The End of the Old Natural Year

Yes, we’re almost at that time again. This year the Winter Solstice occurs at 11.03 pm GMT (which is also our local time) so the first sunrise of our natural New Year is tomorrow, Monday. So do enjoy it. For those visiting Newgrange there will be no perceptible difference in light effect. Anyhow, take a look at what I found rising from the leaf-litter today:

Leaves emerging from the soil, but leaves of what?
Leaves emerging from the soil, but leaves of what?

Believe it or not, these are the fleshy leaves of Bluebells. Normally they emerge much later than December, but although it has been quite cold we have had few hard frosts. But whether we get snow or not is another matter, but I suspect not. Bluebells are very hardy though. But there are more than Bluebells around…

A Buff-tailed Bumblebee
A Buff-tailed Bumblebee looking a bit the worse for wear.

The bumblebee above is a worker Buff-tailed Bumblebee (Bombus terrestris) part of a nest of bees harvesting pollen from the yellow blossoms of this Mahonia tree which it is perched on. Unfortunately this bee will not survive the winter, but the much larger queen will, and she will start a new colony later, in the spring.
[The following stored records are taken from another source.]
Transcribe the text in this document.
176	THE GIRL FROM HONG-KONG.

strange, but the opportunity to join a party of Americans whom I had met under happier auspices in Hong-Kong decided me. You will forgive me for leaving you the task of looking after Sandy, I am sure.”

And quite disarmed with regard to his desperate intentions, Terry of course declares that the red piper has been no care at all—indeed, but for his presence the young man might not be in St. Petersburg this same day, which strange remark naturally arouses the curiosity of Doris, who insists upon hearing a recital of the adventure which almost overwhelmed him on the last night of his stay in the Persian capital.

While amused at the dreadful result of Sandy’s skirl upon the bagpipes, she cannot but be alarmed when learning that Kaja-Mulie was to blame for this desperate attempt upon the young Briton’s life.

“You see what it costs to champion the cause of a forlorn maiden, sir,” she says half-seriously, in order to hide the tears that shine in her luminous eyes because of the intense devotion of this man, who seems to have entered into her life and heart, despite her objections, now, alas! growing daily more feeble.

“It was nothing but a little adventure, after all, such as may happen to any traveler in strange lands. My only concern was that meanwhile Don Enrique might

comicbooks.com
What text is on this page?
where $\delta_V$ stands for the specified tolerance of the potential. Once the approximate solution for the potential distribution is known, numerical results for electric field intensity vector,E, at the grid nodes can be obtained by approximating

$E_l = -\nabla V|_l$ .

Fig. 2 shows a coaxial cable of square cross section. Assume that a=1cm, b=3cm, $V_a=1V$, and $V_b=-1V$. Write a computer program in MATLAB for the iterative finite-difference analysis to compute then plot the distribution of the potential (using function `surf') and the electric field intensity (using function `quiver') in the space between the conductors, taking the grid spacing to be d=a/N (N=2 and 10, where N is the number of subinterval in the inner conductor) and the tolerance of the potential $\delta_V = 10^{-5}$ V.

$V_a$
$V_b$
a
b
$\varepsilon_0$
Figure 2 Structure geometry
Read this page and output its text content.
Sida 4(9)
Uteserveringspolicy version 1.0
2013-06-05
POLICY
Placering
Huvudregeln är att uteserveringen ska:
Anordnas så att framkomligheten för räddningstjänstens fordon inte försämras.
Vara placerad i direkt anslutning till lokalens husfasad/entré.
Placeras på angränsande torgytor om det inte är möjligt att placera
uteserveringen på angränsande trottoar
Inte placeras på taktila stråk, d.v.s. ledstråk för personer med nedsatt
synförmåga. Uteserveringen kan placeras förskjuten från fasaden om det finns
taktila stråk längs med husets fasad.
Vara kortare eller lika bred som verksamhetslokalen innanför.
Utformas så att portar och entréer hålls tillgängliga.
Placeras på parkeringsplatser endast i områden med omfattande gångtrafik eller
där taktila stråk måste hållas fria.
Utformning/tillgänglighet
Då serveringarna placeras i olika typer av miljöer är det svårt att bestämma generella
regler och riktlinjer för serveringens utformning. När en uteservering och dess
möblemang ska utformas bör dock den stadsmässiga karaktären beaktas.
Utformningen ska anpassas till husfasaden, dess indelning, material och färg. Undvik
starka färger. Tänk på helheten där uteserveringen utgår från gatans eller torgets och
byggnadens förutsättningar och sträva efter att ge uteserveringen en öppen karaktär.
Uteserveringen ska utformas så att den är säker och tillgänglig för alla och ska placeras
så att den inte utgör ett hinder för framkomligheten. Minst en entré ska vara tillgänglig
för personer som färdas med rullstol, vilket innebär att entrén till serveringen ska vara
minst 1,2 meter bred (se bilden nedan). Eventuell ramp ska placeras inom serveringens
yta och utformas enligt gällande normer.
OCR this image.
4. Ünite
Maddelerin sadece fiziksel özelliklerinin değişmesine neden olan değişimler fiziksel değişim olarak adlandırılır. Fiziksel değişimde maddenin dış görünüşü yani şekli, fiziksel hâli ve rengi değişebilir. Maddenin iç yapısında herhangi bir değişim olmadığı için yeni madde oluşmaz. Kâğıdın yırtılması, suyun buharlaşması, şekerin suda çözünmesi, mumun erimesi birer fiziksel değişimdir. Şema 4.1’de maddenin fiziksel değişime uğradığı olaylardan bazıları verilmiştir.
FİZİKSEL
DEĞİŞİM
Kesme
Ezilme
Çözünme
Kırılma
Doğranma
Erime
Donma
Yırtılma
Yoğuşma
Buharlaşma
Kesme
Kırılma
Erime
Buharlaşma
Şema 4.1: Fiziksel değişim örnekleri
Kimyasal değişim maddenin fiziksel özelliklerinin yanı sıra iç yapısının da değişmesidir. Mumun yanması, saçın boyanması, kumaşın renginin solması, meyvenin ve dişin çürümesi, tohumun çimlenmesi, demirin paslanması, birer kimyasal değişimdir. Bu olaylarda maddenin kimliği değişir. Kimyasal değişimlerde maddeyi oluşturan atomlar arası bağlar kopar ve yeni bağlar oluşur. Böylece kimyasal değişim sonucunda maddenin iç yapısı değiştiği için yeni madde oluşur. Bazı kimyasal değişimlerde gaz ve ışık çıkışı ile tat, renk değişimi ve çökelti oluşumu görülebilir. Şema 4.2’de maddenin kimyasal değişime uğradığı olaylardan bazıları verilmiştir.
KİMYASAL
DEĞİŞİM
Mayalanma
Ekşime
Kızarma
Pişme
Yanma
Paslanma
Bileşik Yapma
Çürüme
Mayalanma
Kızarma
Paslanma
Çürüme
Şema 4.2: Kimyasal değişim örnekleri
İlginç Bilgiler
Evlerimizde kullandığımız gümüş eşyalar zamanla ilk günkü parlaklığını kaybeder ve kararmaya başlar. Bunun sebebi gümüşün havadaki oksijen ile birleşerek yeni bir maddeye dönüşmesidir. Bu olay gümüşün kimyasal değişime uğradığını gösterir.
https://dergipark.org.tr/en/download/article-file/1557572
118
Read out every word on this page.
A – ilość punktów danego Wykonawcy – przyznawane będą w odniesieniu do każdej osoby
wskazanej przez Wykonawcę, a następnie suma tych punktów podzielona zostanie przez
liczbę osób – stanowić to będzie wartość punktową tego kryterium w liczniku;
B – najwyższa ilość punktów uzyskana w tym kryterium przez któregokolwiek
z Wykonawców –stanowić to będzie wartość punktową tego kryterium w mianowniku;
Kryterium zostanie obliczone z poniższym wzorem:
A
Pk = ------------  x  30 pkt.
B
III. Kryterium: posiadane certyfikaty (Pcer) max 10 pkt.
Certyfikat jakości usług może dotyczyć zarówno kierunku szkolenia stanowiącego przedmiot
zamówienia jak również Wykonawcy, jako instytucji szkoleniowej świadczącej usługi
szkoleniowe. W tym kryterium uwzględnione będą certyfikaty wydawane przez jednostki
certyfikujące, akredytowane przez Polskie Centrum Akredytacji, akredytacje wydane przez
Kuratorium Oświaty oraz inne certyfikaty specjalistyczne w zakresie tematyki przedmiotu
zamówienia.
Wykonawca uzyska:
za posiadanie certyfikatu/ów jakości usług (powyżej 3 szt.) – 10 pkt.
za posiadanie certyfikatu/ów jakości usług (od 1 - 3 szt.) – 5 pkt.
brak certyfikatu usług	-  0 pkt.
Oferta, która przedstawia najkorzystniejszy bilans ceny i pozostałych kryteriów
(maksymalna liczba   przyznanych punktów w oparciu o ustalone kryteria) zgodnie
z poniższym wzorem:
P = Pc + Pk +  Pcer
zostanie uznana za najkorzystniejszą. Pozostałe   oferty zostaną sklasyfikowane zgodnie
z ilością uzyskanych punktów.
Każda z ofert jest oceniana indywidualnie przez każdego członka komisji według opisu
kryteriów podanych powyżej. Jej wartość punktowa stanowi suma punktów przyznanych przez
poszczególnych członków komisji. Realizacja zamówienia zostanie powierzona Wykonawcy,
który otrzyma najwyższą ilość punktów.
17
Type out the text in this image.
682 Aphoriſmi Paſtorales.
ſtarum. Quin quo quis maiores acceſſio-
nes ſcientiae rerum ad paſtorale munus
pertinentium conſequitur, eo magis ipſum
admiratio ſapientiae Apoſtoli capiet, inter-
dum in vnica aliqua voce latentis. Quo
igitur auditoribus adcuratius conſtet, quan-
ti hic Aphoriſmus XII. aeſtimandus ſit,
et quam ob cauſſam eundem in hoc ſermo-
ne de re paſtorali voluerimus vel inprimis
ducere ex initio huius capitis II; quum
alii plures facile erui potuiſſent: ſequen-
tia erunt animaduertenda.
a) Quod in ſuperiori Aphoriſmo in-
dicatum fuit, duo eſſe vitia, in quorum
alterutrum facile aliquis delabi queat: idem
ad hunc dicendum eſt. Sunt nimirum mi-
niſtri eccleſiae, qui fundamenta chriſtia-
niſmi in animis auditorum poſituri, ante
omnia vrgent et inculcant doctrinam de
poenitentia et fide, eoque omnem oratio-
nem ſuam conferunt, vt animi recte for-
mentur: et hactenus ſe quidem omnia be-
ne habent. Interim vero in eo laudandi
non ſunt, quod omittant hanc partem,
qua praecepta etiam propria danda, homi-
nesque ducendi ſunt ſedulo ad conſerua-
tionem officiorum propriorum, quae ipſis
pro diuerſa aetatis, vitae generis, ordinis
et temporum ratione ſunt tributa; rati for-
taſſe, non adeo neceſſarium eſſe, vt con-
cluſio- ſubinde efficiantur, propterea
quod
Keep an eye for bumblebees though, because they are still around in small numbers.

Wildlife is not quite so noticeable in autumn and winter due to the short days and the poor light making it harder to see, but although you might not see it, it will definitely see you. For example, look at this Robin watching me from an arm’s length away, and I barely noticed it:

A lovely winter Robin watching me from a thicket, and scarcely noticeable in the shadows.
A lovely winter Robin watching me from a thicket, and scarcely noticeable in the shadows.